Home Prices on the Rise
Kaushik Mukerjee and Preeti Vasishtha faced stiff competition when they set out to buy a home last spring. The couple, who live in Northern Virginia and have an 8-year-old son, were looking for a home in a good school district, but they lost out to other bidders on two houses before their offer on a townhouse stuck. "In one case we competed against 10 other offers, and the home sold for $20,000 above list price," Mukerjee says. Ultimately, the couple paid $502,000--slightly above list price--for a 2,000-square-foot, three-bedroom townhouse in Burke, Va.
Kody Henderson, a 26-year-old first-time home buyer, also grappled with a hyperÂactive market when he looked for a home in the Seattle area. He struck out on three before he snagged a three-bedroom single-family house for $465,000 in Burien, Wash., last November. "I kept getting beat by cash offers that were usually above list price," says Henderson. "It was frustrating."

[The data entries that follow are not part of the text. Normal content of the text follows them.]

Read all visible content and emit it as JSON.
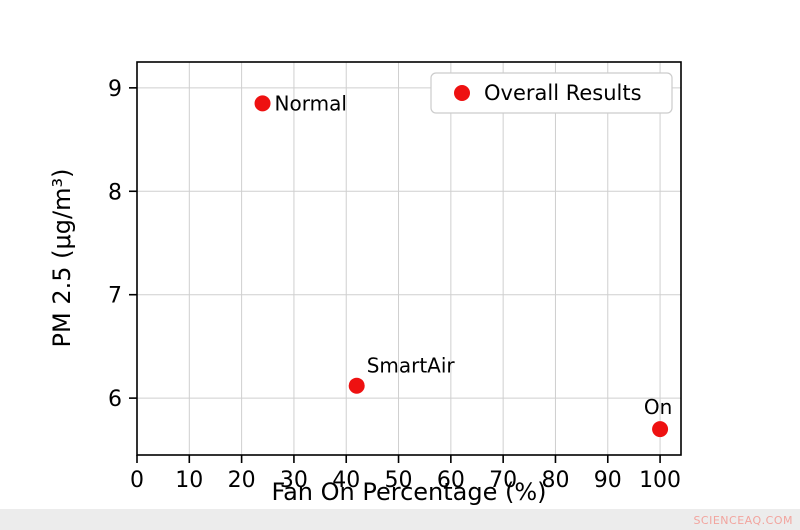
{
  "watermark": "SCIENCEAQ.COM",
  "chart_data": {
    "type": "scatter",
    "title": "",
    "xlabel": "Fan On Percentage (%)",
    "ylabel": "PM 2.5 (μg/m³)",
    "xlim": [
      0,
      104
    ],
    "ylim": [
      5.45,
      9.25
    ],
    "xticks": [
      0,
      10,
      20,
      30,
      40,
      50,
      60,
      70,
      80,
      90,
      100
    ],
    "yticks": [
      6,
      7,
      8,
      9
    ],
    "grid": true,
    "legend": {
      "label": "Overall Results",
      "position": "upper right"
    },
    "marker_color": "#ee1111",
    "grid_color": "#cfcfcf",
    "series": [
      {
        "name": "Overall Results",
        "points": [
          {
            "label": "Normal",
            "x": 24,
            "y": 8.85,
            "label_dx": 12,
            "label_dy": 7,
            "label_anchor": "start"
          },
          {
            "label": "SmartAir",
            "x": 42,
            "y": 6.12,
            "label_dx": 10,
            "label_dy": -13,
            "label_anchor": "start"
          },
          {
            "label": "On",
            "x": 100,
            "y": 5.7,
            "label_dx": -2,
            "label_dy": -15,
            "label_anchor": "middle"
          }
        ]
      }
    ]
  }
}
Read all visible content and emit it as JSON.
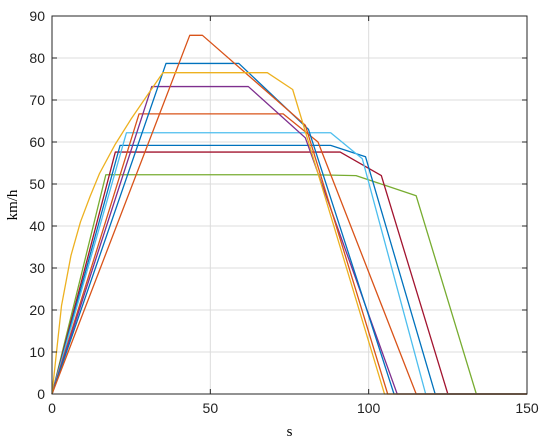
{
  "chart_data": {
    "type": "line",
    "title": "",
    "xlabel": "s",
    "ylabel": "km/h",
    "xlim": [
      0,
      150
    ],
    "ylim": [
      0,
      90
    ],
    "xticks": [
      0,
      50,
      100,
      150
    ],
    "yticks": [
      0,
      10,
      20,
      30,
      40,
      50,
      60,
      70,
      80,
      90
    ],
    "grid": true,
    "colors": {
      "orange_red": "#D95319",
      "blue": "#0072BD",
      "yellow": "#EDB120",
      "purple": "#7E2F8E",
      "green": "#77AC30",
      "cyan": "#4DBEEE",
      "dark_red": "#A2142F"
    },
    "series": [
      {
        "color": "#77AC30",
        "x": [
          0,
          17,
          83,
          96,
          115,
          134,
          150
        ],
        "y": [
          0,
          52.2,
          52.2,
          52,
          47.2,
          0,
          0
        ]
      },
      {
        "color": "#A2142F",
        "x": [
          0,
          20,
          91,
          104,
          125,
          150
        ],
        "y": [
          0,
          57.6,
          57.6,
          52,
          0,
          0
        ]
      },
      {
        "color": "#0072BD",
        "x": [
          0,
          21.5,
          88,
          99,
          121,
          150
        ],
        "y": [
          0,
          59.2,
          59.2,
          56.5,
          0,
          0
        ]
      },
      {
        "color": "#4DBEEE",
        "x": [
          0,
          23.5,
          88,
          98,
          118,
          150
        ],
        "y": [
          0,
          62.2,
          62.2,
          56,
          0,
          0
        ]
      },
      {
        "color": "#D95319",
        "x": [
          0,
          27.5,
          73,
          84,
          115,
          150
        ],
        "y": [
          0,
          66.7,
          66.7,
          60,
          0,
          0
        ]
      },
      {
        "color": "#7E2F8E",
        "x": [
          0,
          31.5,
          62,
          80,
          109,
          150
        ],
        "y": [
          0,
          73.2,
          73.2,
          61,
          0,
          0
        ]
      },
      {
        "color": "#0072BD",
        "x": [
          0,
          36,
          59,
          81,
          108,
          150
        ],
        "y": [
          0,
          78.7,
          78.7,
          63,
          0,
          0
        ]
      },
      {
        "color": "#D95319",
        "x": [
          0,
          43.5,
          47.5,
          80,
          106,
          150
        ],
        "y": [
          0,
          85.4,
          85.4,
          64,
          0,
          0
        ]
      },
      {
        "color": "#EDB120",
        "x": [
          0,
          3,
          6,
          9,
          12,
          15,
          20,
          25,
          30,
          35,
          68,
          76,
          105,
          150
        ],
        "y": [
          0,
          21,
          33,
          41,
          47,
          52.5,
          59.5,
          65.5,
          71,
          76.5,
          76.5,
          72.5,
          0,
          0
        ]
      }
    ]
  }
}
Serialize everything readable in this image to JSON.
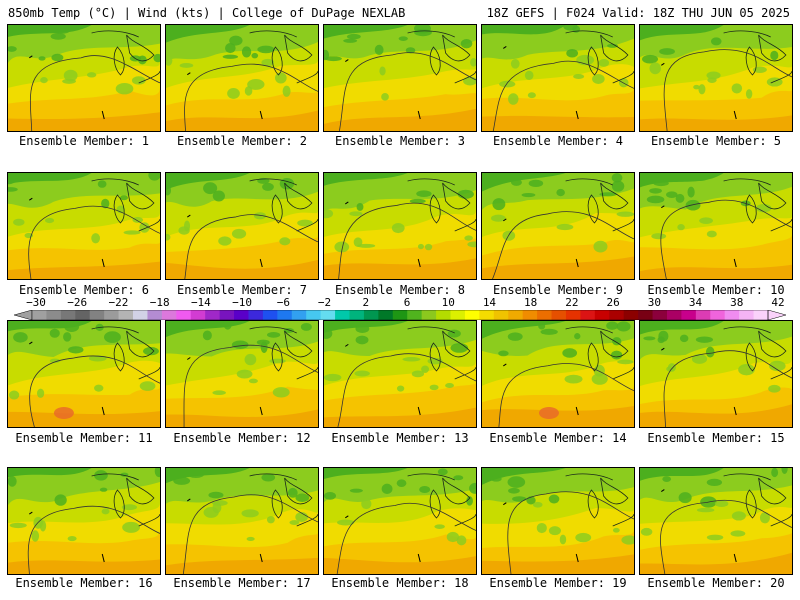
{
  "header": {
    "left": "850mb Temp (°C) | Wind (kts) | College of DuPage NEXLAB",
    "right": "18Z GEFS | F024 Valid: 18Z THU JUN 05 2025"
  },
  "colors": {
    "cool_green": "#4caf1e",
    "mid_green": "#8ccc1e",
    "lime": "#c8dc00",
    "yellow": "#f0dc00",
    "light_orange": "#f5c300",
    "orange": "#f0a800",
    "red_orange": "#e8662a"
  },
  "colorbar": {
    "ticks": [
      "−30",
      "−26",
      "−22",
      "−18",
      "−14",
      "−10",
      "−6",
      "−2",
      "2",
      "6",
      "10",
      "14",
      "18",
      "22",
      "26",
      "30",
      "34",
      "38",
      "42"
    ],
    "swatches": [
      "#a0a0a0",
      "#8c8c8c",
      "#787878",
      "#646464",
      "#828282",
      "#9b9b9b",
      "#b4b4b4",
      "#d2d2e6",
      "#b48cd2",
      "#dc78dc",
      "#f05af0",
      "#d23cd2",
      "#a028c8",
      "#7814be",
      "#5a00c8",
      "#3c28dc",
      "#1e50f0",
      "#1e78f0",
      "#32a0f0",
      "#46c8f0",
      "#64dcf0",
      "#00c8aa",
      "#00b47d",
      "#009650",
      "#007828",
      "#1e9614",
      "#50b41e",
      "#8cc81e",
      "#b4dc00",
      "#dcf000",
      "#ffff00",
      "#f5dc00",
      "#f0c300",
      "#f0aa00",
      "#f08c00",
      "#eb6e00",
      "#e65000",
      "#e63200",
      "#dc1414",
      "#c80000",
      "#aa0000",
      "#8c0000",
      "#780014",
      "#8c003c",
      "#aa0064",
      "#c8008c",
      "#dc3cb4",
      "#f064dc",
      "#f08cf0",
      "#f5b4f5",
      "#fad2fa"
    ]
  },
  "panels": [
    {
      "label": "Ensemble Member: 1"
    },
    {
      "label": "Ensemble Member: 2"
    },
    {
      "label": "Ensemble Member: 3"
    },
    {
      "label": "Ensemble Member: 4"
    },
    {
      "label": "Ensemble Member: 5"
    },
    {
      "label": "Ensemble Member: 6"
    },
    {
      "label": "Ensemble Member: 7"
    },
    {
      "label": "Ensemble Member: 8"
    },
    {
      "label": "Ensemble Member: 9"
    },
    {
      "label": "Ensemble Member: 10"
    },
    {
      "label": "Ensemble Member: 11"
    },
    {
      "label": "Ensemble Member: 12"
    },
    {
      "label": "Ensemble Member: 13"
    },
    {
      "label": "Ensemble Member: 14"
    },
    {
      "label": "Ensemble Member: 15"
    },
    {
      "label": "Ensemble Member: 16"
    },
    {
      "label": "Ensemble Member: 17"
    },
    {
      "label": "Ensemble Member: 18"
    },
    {
      "label": "Ensemble Member: 19"
    },
    {
      "label": "Ensemble Member: 20"
    }
  ]
}
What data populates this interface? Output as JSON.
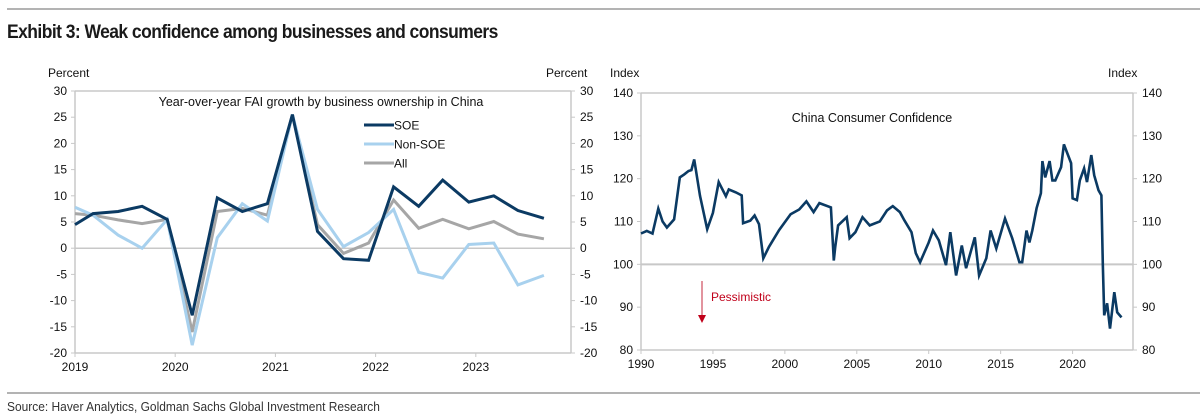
{
  "exhibit_title": "Exhibit 3: Weak confidence among businesses and consumers",
  "source": "Source: Haver Analytics, Goldman Sachs Global Investment Research",
  "colors": {
    "soe": "#0b3a63",
    "non_soe": "#a8d1ee",
    "all": "#a6a6a6",
    "confidence": "#0b3a63",
    "axis": "#c8c8c8",
    "annotation": "#c0001a"
  },
  "chart_data": [
    {
      "type": "line",
      "title": "Year-over-year FAI growth by business ownership in China",
      "ylabel_left": "Percent",
      "ylabel_right": "Percent",
      "ylim": [
        -20,
        30
      ],
      "yticks": [
        30,
        25,
        20,
        15,
        10,
        5,
        0,
        -5,
        -10,
        -15,
        -20
      ],
      "xlim": [
        2019.0,
        2023.95
      ],
      "xticks": [
        2019,
        2020,
        2021,
        2022,
        2023
      ],
      "x": [
        2019.0,
        2019.18,
        2019.43,
        2019.67,
        2019.92,
        2020.17,
        2020.42,
        2020.67,
        2020.92,
        2021.17,
        2021.42,
        2021.68,
        2021.93,
        2022.18,
        2022.43,
        2022.67,
        2022.93,
        2023.18,
        2023.42,
        2023.68
      ],
      "series": [
        {
          "name": "SOE",
          "color_key": "soe",
          "values": [
            4.5,
            6.6,
            7.0,
            8.0,
            5.5,
            -12.8,
            9.6,
            7.0,
            8.5,
            25.5,
            3.2,
            -2.0,
            -2.3,
            11.7,
            8.0,
            13.0,
            8.8,
            10.0,
            7.2,
            5.7
          ]
        },
        {
          "name": "Non-SOE",
          "color_key": "non_soe",
          "values": [
            7.8,
            6.3,
            2.5,
            0.0,
            5.5,
            -18.5,
            2.0,
            8.5,
            5.2,
            25.5,
            7.4,
            0.3,
            3.0,
            7.4,
            -4.6,
            -5.7,
            0.7,
            1.0,
            -7.0,
            -5.2
          ]
        },
        {
          "name": "All",
          "color_key": "all",
          "values": [
            6.6,
            6.3,
            5.4,
            4.7,
            5.5,
            -16.0,
            7.0,
            7.6,
            6.3,
            25.5,
            4.5,
            -1.0,
            1.0,
            9.2,
            3.8,
            5.5,
            3.7,
            5.1,
            2.7,
            1.8
          ]
        }
      ],
      "legend": [
        "SOE",
        "Non-SOE",
        "All"
      ],
      "legend_position": "top-right",
      "zero_line": true,
      "grid": false
    },
    {
      "type": "line",
      "title": "China Consumer Confidence",
      "ylabel_left": "Index",
      "ylabel_right": "Index",
      "ylim": [
        80,
        140
      ],
      "yticks": [
        140,
        130,
        120,
        110,
        100,
        90,
        80
      ],
      "xlim": [
        1990,
        2024.2
      ],
      "xticks": [
        1990,
        1995,
        2000,
        2005,
        2010,
        2015,
        2020
      ],
      "reference_line": 100,
      "annotation": "Pessimistic",
      "series": [
        {
          "name": "China Consumer Confidence",
          "color_key": "confidence",
          "x": [
            1990.0,
            1990.4,
            1990.8,
            1991.2,
            1991.5,
            1991.8,
            1992.3,
            1992.7,
            1993.0,
            1993.3,
            1993.5,
            1993.7,
            1994.1,
            1994.6,
            1995.0,
            1995.4,
            1995.9,
            1996.1,
            1996.6,
            1997.0,
            1997.1,
            1997.6,
            1997.9,
            1998.2,
            1998.5,
            1998.9,
            1999.6,
            2000.4,
            2001.0,
            2001.5,
            2002.0,
            2002.4,
            2003.2,
            2003.4,
            2003.5,
            2003.7,
            2004.3,
            2004.5,
            2004.9,
            2005.4,
            2005.9,
            2006.6,
            2007.1,
            2007.5,
            2008.0,
            2008.3,
            2008.8,
            2009.1,
            2009.4,
            2010.0,
            2010.3,
            2010.7,
            2011.2,
            2011.5,
            2011.9,
            2012.3,
            2012.6,
            2013.2,
            2013.5,
            2014.0,
            2014.3,
            2014.7,
            2015.3,
            2015.8,
            2016.3,
            2016.5,
            2016.8,
            2017.0,
            2017.2,
            2017.5,
            2017.8,
            2017.9,
            2018.1,
            2018.4,
            2018.6,
            2018.8,
            2019.2,
            2019.4,
            2019.9,
            2020.0,
            2020.3,
            2020.5,
            2020.8,
            2021.0,
            2021.3,
            2021.5,
            2021.8,
            2022.0,
            2022.1,
            2022.2,
            2022.4,
            2022.6,
            2022.9,
            2023.1,
            2023.4
          ],
          "values": [
            107.2,
            107.8,
            107.2,
            113.0,
            110.0,
            108.6,
            110.5,
            120.3,
            121.0,
            121.8,
            122.0,
            124.5,
            116.0,
            108.2,
            112.0,
            119.2,
            115.9,
            117.5,
            116.8,
            116.1,
            109.6,
            110.2,
            111.4,
            109.4,
            101.4,
            104.1,
            108.0,
            111.7,
            112.8,
            114.7,
            112.2,
            114.3,
            113.3,
            100.9,
            104.0,
            109.1,
            111.0,
            106.1,
            107.5,
            111.0,
            109.1,
            110.0,
            112.6,
            113.6,
            112.2,
            110.3,
            107.5,
            102.6,
            100.5,
            105.1,
            107.9,
            105.6,
            99.8,
            107.5,
            97.4,
            104.4,
            99.1,
            106.3,
            97.4,
            101.4,
            107.9,
            103.7,
            110.7,
            106.1,
            100.5,
            100.5,
            107.9,
            105.1,
            107.9,
            113.1,
            116.6,
            124.1,
            120.3,
            124.1,
            119.6,
            119.6,
            122.7,
            128.0,
            123.6,
            115.4,
            115.0,
            119.6,
            122.4,
            119.2,
            125.5,
            120.8,
            117.3,
            116.1,
            100.2,
            88.1,
            90.9,
            85.0,
            93.5,
            88.8,
            87.6
          ]
        }
      ],
      "grid": false
    }
  ]
}
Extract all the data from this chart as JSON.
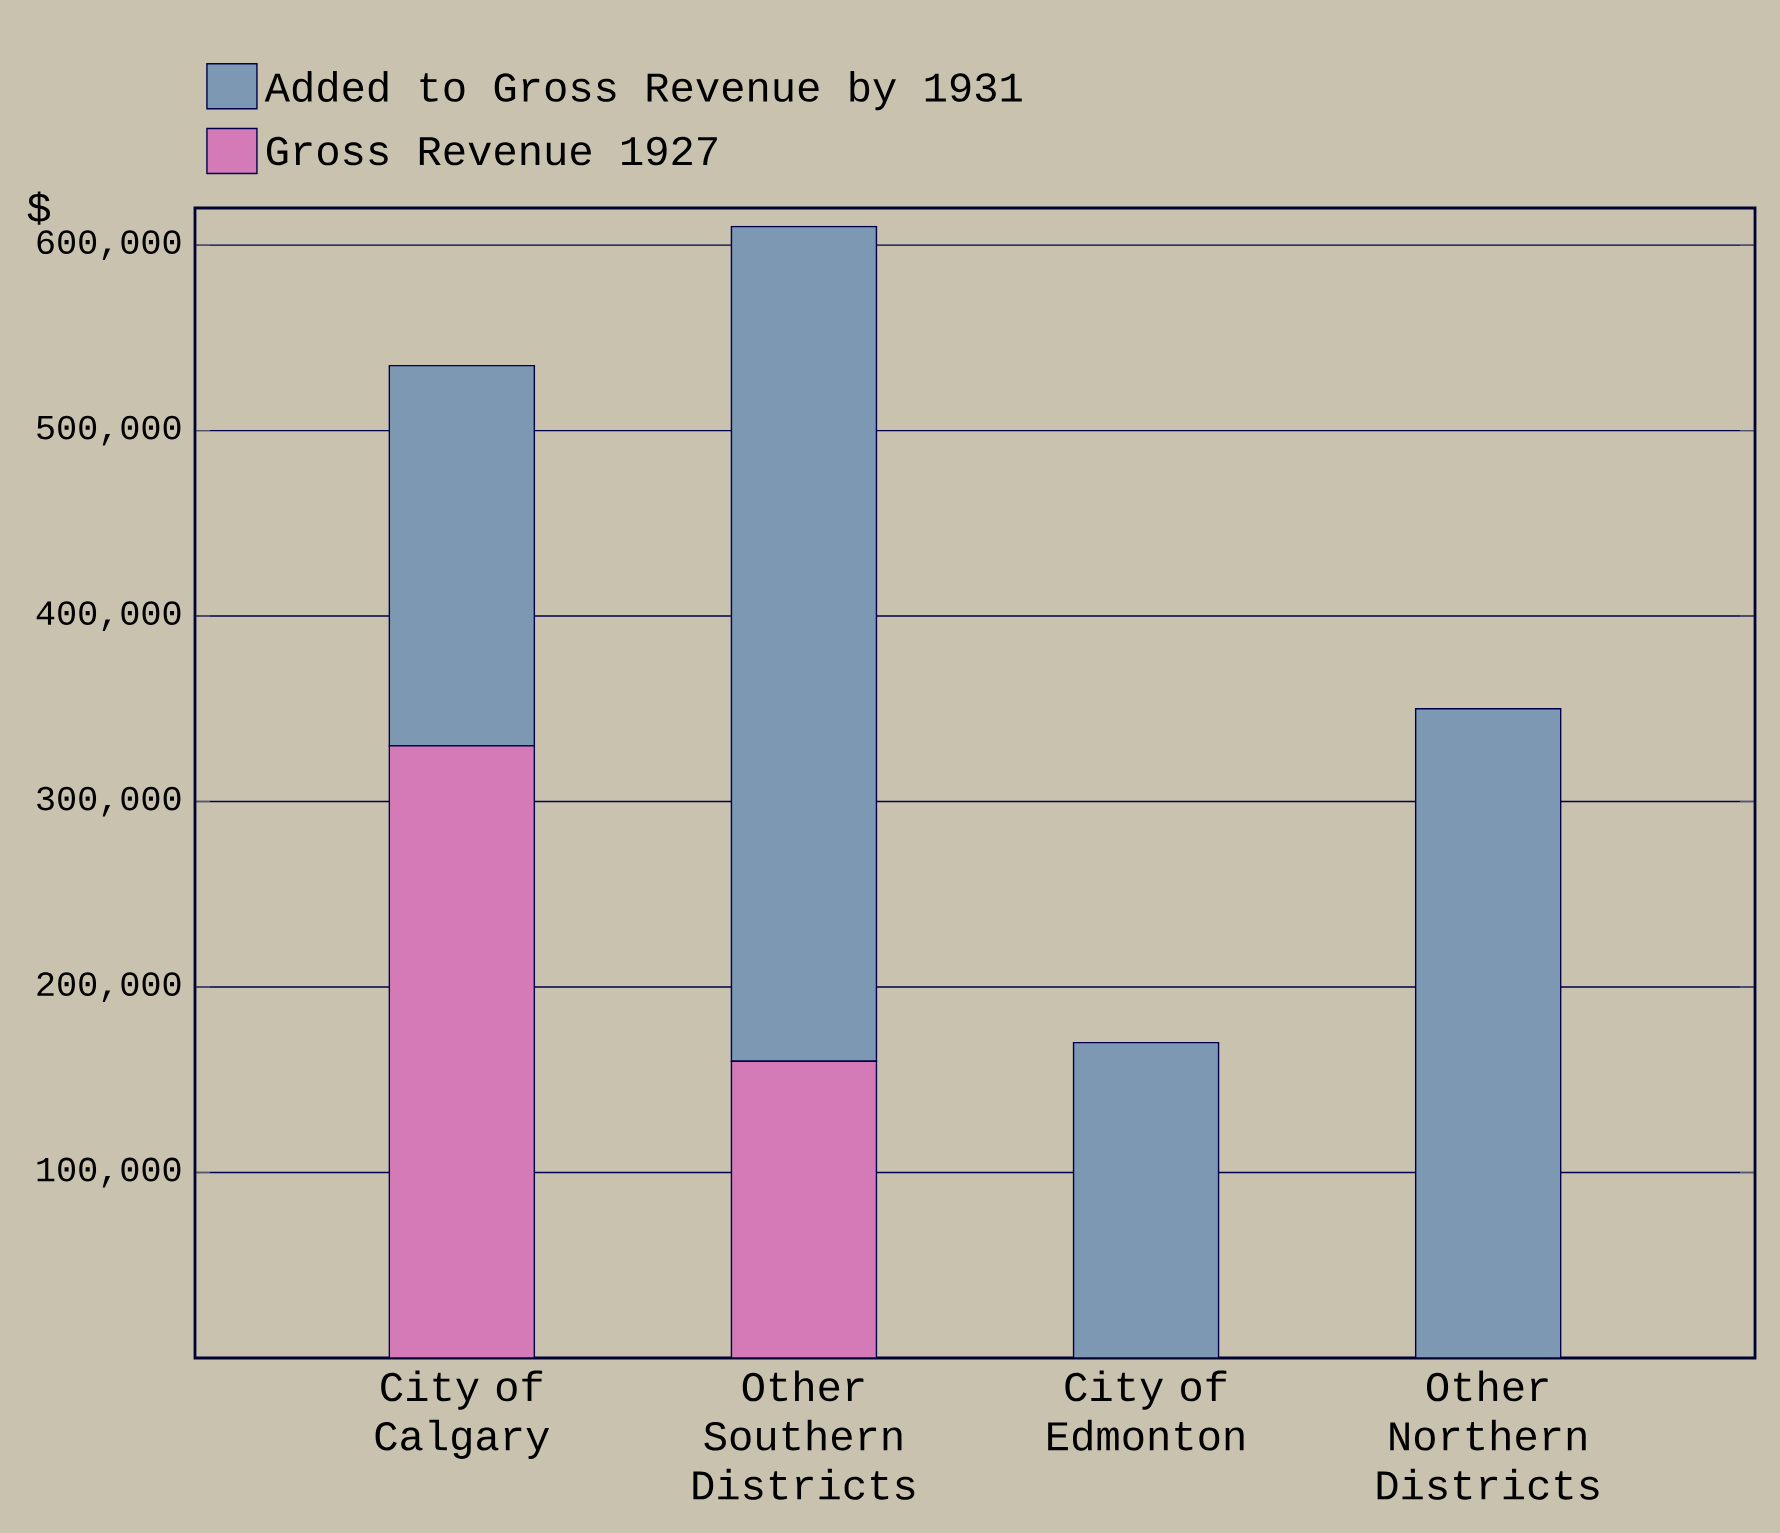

More buyers are looking for a home than at any time since 2013. Skylar Olsen, Zillow's director of economic research, says demand for homes has increased over the past five years as a result of strong economic growth as well as low mortgage rates and more millennials entering their thirties and "approaching peak home buying ages." (According to a recent report from the National Association of Realtors, the median age of first-time home buyers is 33.)